Channel 76 was removed from television use in 1983, but was formerly used by television stations in North America which broadcast on 842-848 MHz. In the United States, channels 70-83 were rarely used and served primarily as a "translator band" containing low-power repeater transmitters to fill gaps in coverage for existing stations.

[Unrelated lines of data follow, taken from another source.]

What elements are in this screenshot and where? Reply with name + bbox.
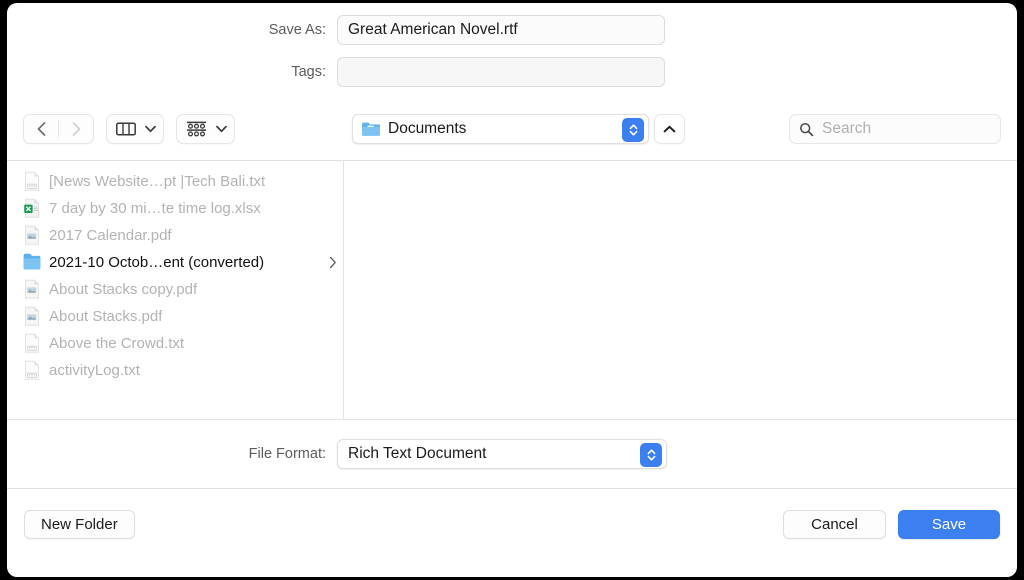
save-form-area: Save As: Great American Novel.rtf Tags: [7, 3, 1017, 88]
chevron-left-icon [36, 121, 47, 137]
location-name: Documents [388, 120, 466, 138]
go-up-button[interactable] [654, 114, 685, 144]
nav-arrows-group [23, 114, 94, 144]
tags-row: Tags: [7, 56, 1017, 88]
tags-input[interactable] [337, 57, 665, 87]
file-format-stepper[interactable] [640, 443, 662, 467]
save-button[interactable]: Save [898, 510, 1000, 539]
file-name: About Stacks.pdf [49, 308, 162, 325]
file-format-popup-button[interactable]: Rich Text Document [337, 439, 667, 469]
view-mode-button[interactable] [106, 114, 164, 144]
pdf-file-icon [23, 279, 41, 300]
location-stepper[interactable] [622, 118, 644, 142]
cancel-button[interactable]: Cancel [783, 510, 886, 539]
file-name: 2021-10 Octob…ent (converted) [49, 254, 264, 271]
file-name: [News Website…pt |Tech Bali.txt [49, 173, 265, 190]
preview-column [344, 161, 1017, 419]
txt-file-icon: TXT [23, 333, 41, 354]
chevron-down-icon [216, 125, 227, 133]
group-by-button[interactable] [176, 114, 235, 144]
forward-button[interactable] [59, 114, 93, 144]
folder-icon [23, 252, 41, 273]
file-name: activityLog.txt [49, 362, 140, 379]
new-folder-button[interactable]: New Folder [24, 510, 135, 539]
file-list-item[interactable]: 2021-10 Octob…ent (converted) [7, 249, 343, 276]
txt-file-icon: TXT [23, 171, 41, 192]
file-format-value: Rich Text Document [348, 445, 486, 463]
chevron-right-icon [329, 256, 337, 269]
up-down-chevron-icon [628, 122, 639, 138]
file-list-item[interactable]: About Stacks copy.pdf [7, 276, 343, 303]
xlsx-file-icon [23, 198, 41, 219]
blue-folder-icon [361, 121, 381, 137]
back-button[interactable] [24, 114, 58, 144]
file-browser: TXT [News Website…pt |Tech Bali.txt 7 day … [7, 160, 1017, 420]
search-icon [799, 122, 814, 137]
save-as-label: Save As: [7, 22, 337, 38]
navigation-toolbar: Documents Search [7, 98, 1017, 160]
location-popup-button[interactable]: Documents [352, 114, 649, 144]
file-list-item[interactable]: 7 day by 30 mi…te time log.xlsx [7, 195, 343, 222]
file-format-area: File Format: Rich Text Document [7, 420, 1017, 489]
file-list-column[interactable]: TXT [News Website…pt |Tech Bali.txt 7 day … [7, 161, 344, 419]
save-as-row: Save As: Great American Novel.rtf [7, 14, 1017, 46]
chevron-up-icon [663, 125, 676, 134]
file-format-label: File Format: [7, 446, 337, 462]
column-view-icon [116, 121, 136, 137]
file-name: 7 day by 30 mi…te time log.xlsx [49, 200, 261, 217]
group-by-icon [186, 121, 207, 138]
chevron-right-icon [71, 121, 82, 137]
svg-text:TXT: TXT [29, 374, 35, 378]
file-list-item[interactable]: 2017 Calendar.pdf [7, 222, 343, 249]
pdf-file-icon [23, 225, 41, 246]
up-down-chevron-icon [646, 447, 657, 463]
file-list-item[interactable]: TXT Above the Crowd.txt [7, 330, 343, 357]
save-dialog: Save As: Great American Novel.rtf Tags: [7, 3, 1017, 577]
dialog-button-bar: New Folder Cancel Save [7, 489, 1017, 559]
save-as-input[interactable]: Great American Novel.rtf [337, 15, 665, 45]
search-placeholder: Search [822, 120, 871, 138]
file-list-item[interactable]: TXT activityLog.txt [7, 357, 343, 384]
search-field[interactable]: Search [789, 114, 1001, 144]
tags-label: Tags: [7, 64, 337, 80]
txt-file-icon: TXT [23, 360, 41, 381]
file-list-item[interactable]: TXT [News Website…pt |Tech Bali.txt [7, 168, 343, 195]
file-name: 2017 Calendar.pdf [49, 227, 172, 244]
file-name: Above the Crowd.txt [49, 335, 184, 352]
svg-text:TXT: TXT [29, 185, 35, 189]
svg-text:TXT: TXT [29, 347, 35, 351]
file-list-item[interactable]: About Stacks.pdf [7, 303, 343, 330]
pdf-file-icon [23, 306, 41, 327]
chevron-down-icon [145, 125, 156, 133]
file-name: About Stacks copy.pdf [49, 281, 197, 298]
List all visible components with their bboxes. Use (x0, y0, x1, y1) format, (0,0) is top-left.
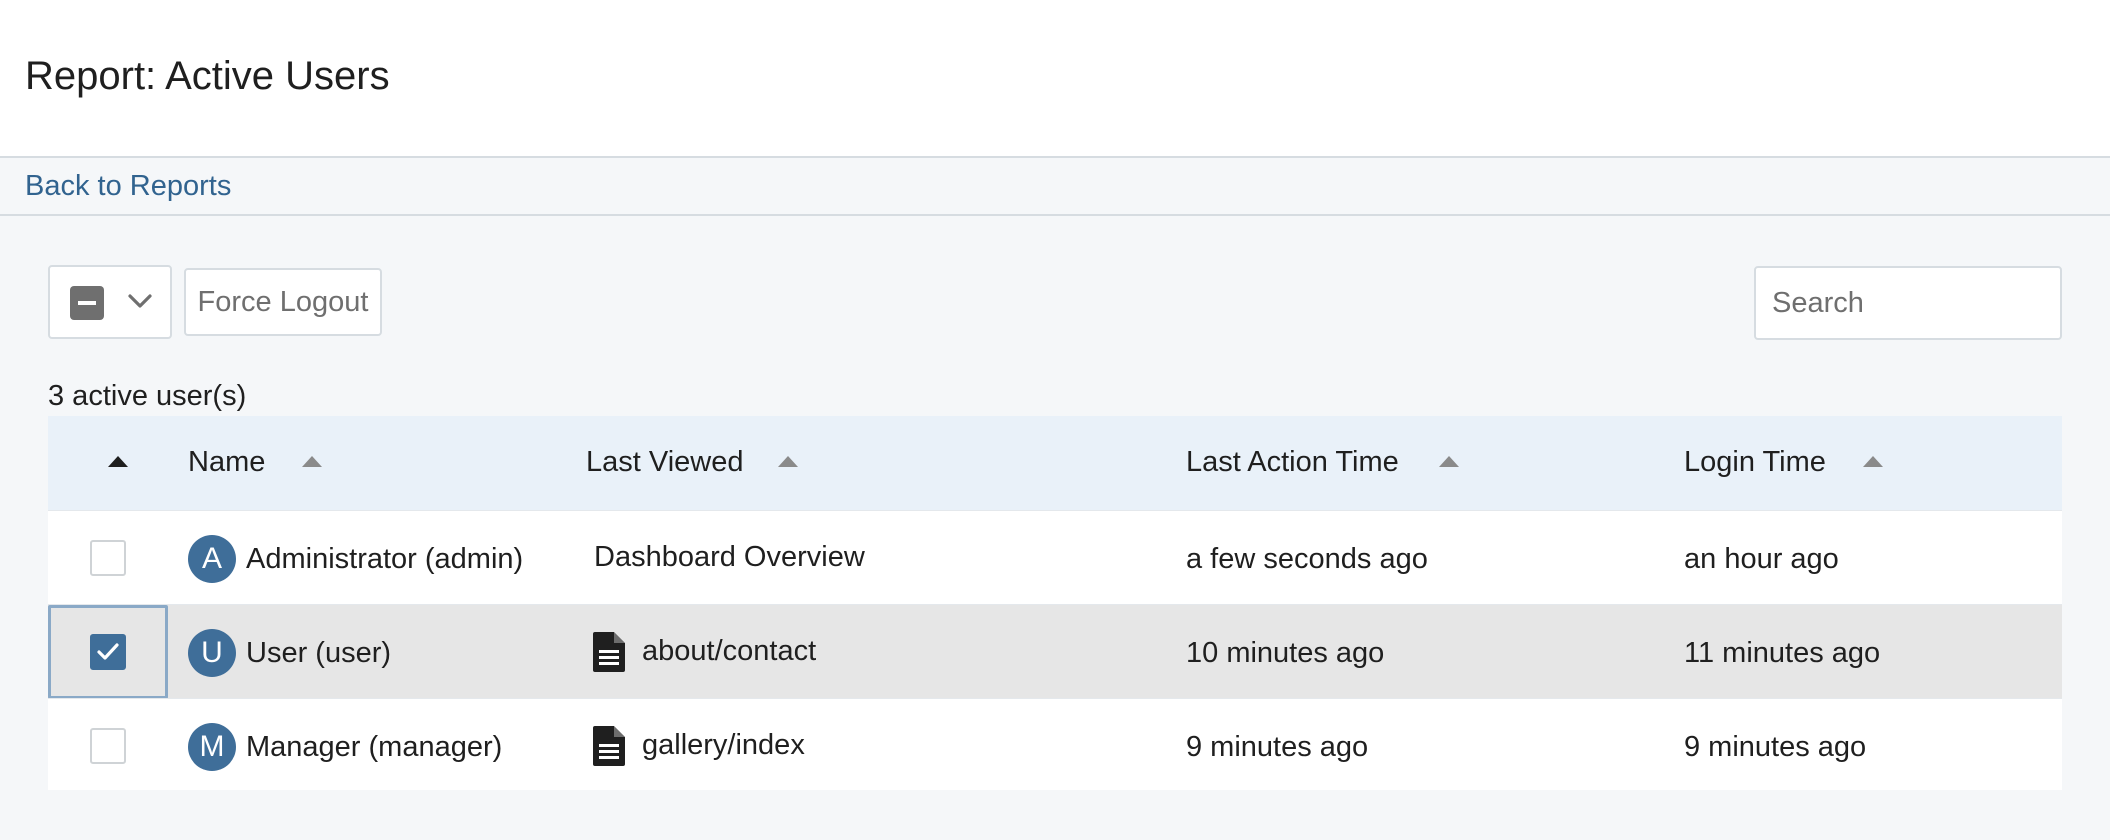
sort-arrow-icon[interactable] (108, 456, 128, 467)
chevron-down-icon (128, 294, 152, 308)
row-checkbox[interactable] (90, 540, 126, 576)
active-users-table: Name Last Viewed Last Action Time Login … (48, 416, 2062, 790)
row-select-cell[interactable] (48, 699, 168, 793)
sort-arrow-icon[interactable] (302, 456, 322, 467)
force-logout-button[interactable]: Force Logout (184, 268, 382, 336)
last-viewed[interactable]: about/contact (642, 635, 816, 668)
login-time: 9 minutes ago (1684, 731, 1867, 763)
sort-arrow-icon[interactable] (1439, 456, 1459, 467)
last-viewed: Dashboard Overview (594, 541, 865, 573)
user-name: Administrator (admin) (246, 543, 524, 575)
column-header-login-time[interactable]: Login Time (1684, 446, 1826, 479)
sort-arrow-icon[interactable] (1863, 456, 1883, 467)
user-name: Manager (manager) (246, 731, 503, 763)
last-viewed[interactable]: gallery/index (642, 729, 805, 762)
row-select-cell[interactable] (48, 511, 168, 605)
avatar: A (188, 535, 236, 583)
last-action-time: 9 minutes ago (1186, 731, 1369, 763)
avatar: U (188, 629, 236, 677)
document-icon (593, 632, 625, 672)
checkmark-icon (97, 643, 119, 660)
table-row[interactable]: M Manager (manager) gallery/index 9 minu… (48, 698, 2062, 792)
breadcrumb: Back to Reports (0, 158, 2110, 216)
search-input[interactable] (1754, 266, 2062, 340)
sort-arrow-icon[interactable] (778, 456, 798, 467)
table-row[interactable]: A Administrator (admin) Dashboard Overvi… (48, 510, 2062, 604)
page-header: Report: Active Users (0, 0, 2110, 158)
row-checkbox[interactable] (90, 728, 126, 764)
table-header: Name Last Viewed Last Action Time Login … (48, 416, 2062, 510)
login-time: an hour ago (1684, 543, 1839, 575)
partial-select-icon (70, 286, 104, 320)
last-action-time: a few seconds ago (1186, 543, 1428, 575)
back-to-reports-link[interactable]: Back to Reports (25, 170, 231, 203)
row-select-cell[interactable] (48, 605, 168, 699)
bulk-select-dropdown[interactable] (48, 265, 172, 339)
column-header-last-viewed[interactable]: Last Viewed (586, 446, 743, 479)
active-user-count: 3 active user(s) (48, 380, 247, 412)
last-action-time: 10 minutes ago (1186, 637, 1385, 669)
document-icon (593, 726, 625, 766)
page-title: Report: Active Users (25, 54, 390, 98)
avatar: M (188, 723, 236, 771)
column-header-last-action-time[interactable]: Last Action Time (1186, 446, 1399, 479)
row-checkbox[interactable] (90, 634, 126, 670)
user-name: User (user) (246, 637, 392, 669)
table-row[interactable]: U User (user) about/contact 10 minutes a… (48, 604, 2062, 699)
login-time: 11 minutes ago (1684, 637, 1881, 669)
column-header-name[interactable]: Name (188, 446, 265, 479)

Many are defunct; the rest have moved to other frequencies:
- The Midwest Program on Airborne Television Instruction (MPATI) had used UHF channels 72 & 76 (KS2XGA and KS2XGD, respectively) on an experimental basis in stratocasting operation from 1961-1967. The project was abandoned as the cost was prohibitive.
- CBLFT (Radio-Canada) rebroadcaster CBLFT-8 Kitchener, Ontario moved to channel 61 in 1983, reducing power to 635 watts in 2011. All CBC/Radio-Canada rebroadcasters went dark August 31, 2012.

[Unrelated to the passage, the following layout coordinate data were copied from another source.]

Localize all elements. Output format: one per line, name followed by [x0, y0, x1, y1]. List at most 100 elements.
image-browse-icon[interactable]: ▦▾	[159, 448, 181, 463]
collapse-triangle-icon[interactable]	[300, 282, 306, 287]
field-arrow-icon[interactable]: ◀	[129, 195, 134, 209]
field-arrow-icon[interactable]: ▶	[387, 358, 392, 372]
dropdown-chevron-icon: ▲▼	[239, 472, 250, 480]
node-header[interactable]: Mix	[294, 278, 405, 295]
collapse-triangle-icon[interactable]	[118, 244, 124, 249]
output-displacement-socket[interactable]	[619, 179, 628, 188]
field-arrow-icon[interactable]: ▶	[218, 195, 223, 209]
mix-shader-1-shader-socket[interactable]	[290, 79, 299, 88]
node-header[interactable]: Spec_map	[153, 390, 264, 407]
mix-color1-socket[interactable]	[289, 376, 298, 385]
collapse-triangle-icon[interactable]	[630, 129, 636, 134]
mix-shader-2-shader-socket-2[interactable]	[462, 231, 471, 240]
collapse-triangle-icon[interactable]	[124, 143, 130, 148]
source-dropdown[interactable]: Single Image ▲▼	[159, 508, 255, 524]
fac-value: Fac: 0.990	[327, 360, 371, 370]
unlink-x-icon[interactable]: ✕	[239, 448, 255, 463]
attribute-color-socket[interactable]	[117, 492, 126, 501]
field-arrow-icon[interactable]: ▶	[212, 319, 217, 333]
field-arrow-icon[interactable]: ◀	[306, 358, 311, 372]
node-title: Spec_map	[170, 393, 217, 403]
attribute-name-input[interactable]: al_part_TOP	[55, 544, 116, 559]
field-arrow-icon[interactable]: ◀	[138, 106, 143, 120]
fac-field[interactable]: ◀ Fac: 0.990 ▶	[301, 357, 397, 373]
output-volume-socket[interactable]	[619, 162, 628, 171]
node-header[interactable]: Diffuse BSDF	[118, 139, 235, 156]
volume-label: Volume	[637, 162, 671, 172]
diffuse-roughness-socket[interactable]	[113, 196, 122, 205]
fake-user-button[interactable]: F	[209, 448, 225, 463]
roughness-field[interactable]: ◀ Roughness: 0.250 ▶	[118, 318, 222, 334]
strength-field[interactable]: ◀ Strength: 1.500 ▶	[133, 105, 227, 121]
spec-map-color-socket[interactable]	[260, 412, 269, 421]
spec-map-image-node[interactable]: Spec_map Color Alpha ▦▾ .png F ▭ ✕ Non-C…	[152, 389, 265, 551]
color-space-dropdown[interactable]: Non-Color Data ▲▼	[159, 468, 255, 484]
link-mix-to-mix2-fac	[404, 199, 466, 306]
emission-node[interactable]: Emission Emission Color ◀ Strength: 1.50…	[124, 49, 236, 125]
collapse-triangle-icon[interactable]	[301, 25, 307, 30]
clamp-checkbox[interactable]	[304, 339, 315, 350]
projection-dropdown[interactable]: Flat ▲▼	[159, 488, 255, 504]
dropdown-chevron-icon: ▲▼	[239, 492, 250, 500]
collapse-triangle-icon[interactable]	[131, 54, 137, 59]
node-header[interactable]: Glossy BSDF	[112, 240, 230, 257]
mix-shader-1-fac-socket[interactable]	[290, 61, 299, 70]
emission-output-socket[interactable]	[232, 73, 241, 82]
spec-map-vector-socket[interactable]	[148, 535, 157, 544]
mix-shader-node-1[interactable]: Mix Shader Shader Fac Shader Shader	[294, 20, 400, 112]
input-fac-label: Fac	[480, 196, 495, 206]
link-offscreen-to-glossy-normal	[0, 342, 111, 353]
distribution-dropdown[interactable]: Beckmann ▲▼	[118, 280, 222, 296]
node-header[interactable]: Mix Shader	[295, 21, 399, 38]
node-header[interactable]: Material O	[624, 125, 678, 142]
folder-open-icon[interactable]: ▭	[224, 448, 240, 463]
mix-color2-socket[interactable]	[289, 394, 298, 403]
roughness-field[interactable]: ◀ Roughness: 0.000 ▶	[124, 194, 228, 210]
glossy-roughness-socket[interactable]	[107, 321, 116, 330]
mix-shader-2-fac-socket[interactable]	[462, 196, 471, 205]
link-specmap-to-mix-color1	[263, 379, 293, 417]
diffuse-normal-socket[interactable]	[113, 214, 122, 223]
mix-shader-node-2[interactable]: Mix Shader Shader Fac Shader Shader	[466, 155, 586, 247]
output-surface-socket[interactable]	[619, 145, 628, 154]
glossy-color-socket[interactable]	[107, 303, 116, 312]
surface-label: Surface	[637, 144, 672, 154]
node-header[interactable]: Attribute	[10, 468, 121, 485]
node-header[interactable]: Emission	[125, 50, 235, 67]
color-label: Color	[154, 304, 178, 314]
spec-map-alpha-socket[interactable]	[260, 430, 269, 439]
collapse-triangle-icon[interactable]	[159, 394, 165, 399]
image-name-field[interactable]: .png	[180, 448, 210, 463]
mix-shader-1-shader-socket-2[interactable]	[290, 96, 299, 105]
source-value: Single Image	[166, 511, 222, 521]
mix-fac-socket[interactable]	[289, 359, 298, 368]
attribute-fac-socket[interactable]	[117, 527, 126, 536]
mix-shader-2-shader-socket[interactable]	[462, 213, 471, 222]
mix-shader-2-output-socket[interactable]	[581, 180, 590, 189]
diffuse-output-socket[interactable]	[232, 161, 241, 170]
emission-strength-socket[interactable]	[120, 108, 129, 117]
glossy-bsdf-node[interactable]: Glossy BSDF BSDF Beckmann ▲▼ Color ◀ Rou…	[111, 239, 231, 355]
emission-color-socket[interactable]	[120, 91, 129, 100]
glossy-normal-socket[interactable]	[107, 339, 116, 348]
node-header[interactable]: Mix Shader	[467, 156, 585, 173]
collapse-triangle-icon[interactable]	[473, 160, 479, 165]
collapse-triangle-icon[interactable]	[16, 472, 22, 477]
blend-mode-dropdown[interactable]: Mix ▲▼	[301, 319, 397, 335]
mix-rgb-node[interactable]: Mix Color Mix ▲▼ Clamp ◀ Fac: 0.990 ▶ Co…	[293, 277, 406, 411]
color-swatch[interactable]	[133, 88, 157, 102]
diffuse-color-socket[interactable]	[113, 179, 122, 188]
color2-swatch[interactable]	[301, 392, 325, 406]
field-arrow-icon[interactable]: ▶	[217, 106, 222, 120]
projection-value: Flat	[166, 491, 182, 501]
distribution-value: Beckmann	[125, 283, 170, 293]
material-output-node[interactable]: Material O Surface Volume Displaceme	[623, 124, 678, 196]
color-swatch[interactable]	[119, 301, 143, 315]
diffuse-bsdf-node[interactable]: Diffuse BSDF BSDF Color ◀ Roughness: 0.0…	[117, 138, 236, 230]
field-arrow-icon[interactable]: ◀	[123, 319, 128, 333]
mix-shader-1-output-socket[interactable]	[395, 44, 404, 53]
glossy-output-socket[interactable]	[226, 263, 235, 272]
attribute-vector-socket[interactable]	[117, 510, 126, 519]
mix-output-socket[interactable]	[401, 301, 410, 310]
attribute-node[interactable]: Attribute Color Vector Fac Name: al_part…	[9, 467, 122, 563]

- KCBS-TV (CBS Los Angeles) rebroadcaster K76AJ 29 Palms, California moved to K49DC channel 49.
- KTVX-TV (ABC Salt Lake City) rebroadcaster K76CI Price, Utah moved to K04IW channel 4.
- KEZI (ABC Eugene) rebroadcaster K76AY Florence, Oregon was moved to K56DL channel 56.

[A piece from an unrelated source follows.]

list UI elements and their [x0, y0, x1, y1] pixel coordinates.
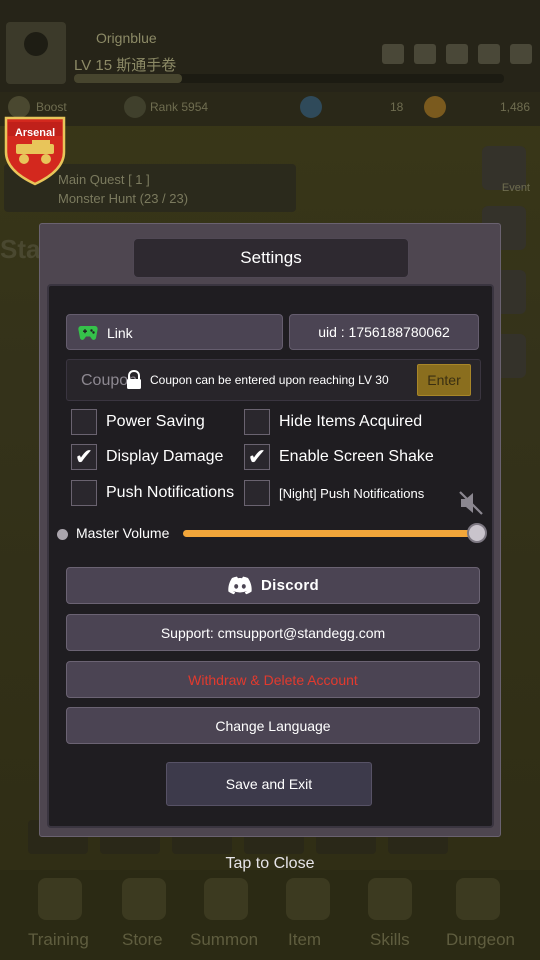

- KGW-TV (NBC Portland) rebroadcaster K76AM Tillamook, Oregon moved to K40EG channel 40.
- KHQ-TV (NBC Spokane) rebroadcaster K76AH Lewiston, Idaho moved to K35BW channel 35 (now K35BW-D).
- KOAT-TV (ABC Albuquerque) rebroadcasters K76AS Tucumcari, New Mexico and K76BE Truth or Consequences, New Mexico have been moved to K42CR channel 42 and K64CG channel 64.
- KOLO-TV (ABC Reno) rebroadcaster K76AB Winnemucca, Nevada moved to K47CH channel 47.
- KPTV-TV (Fox Portland) rebroadcasters K76AA Prineville, Oregon and K76CT Hood River, Oregon have been moved to K44AH channel 44 and K28CQ channel 28.
- KSL-TV (NBC Salt Lake City) rebroadcaster K76BN Logan, Utah was moved to K47HW channel 47.
- KUED-TV (PBS Salt Lake City) rebroadcaster K76BM Fillmore, Utah moved to K48ED channel 48.
- WCVE-TV (PBS Richmond) rebroadcaster W76AE Rustburg, Virginia has moved to W60BM channel 60.
- WHO-TV (NBC Des Moines) rebroadcaster K76BZ Ottumwa, Iowa moved to K27CV channel 27.
- WVIA-TV (PBS Scranton) rebroadcaster W76AH Clarks Summit, Pennsylvania was moved to W48AQ channel 48.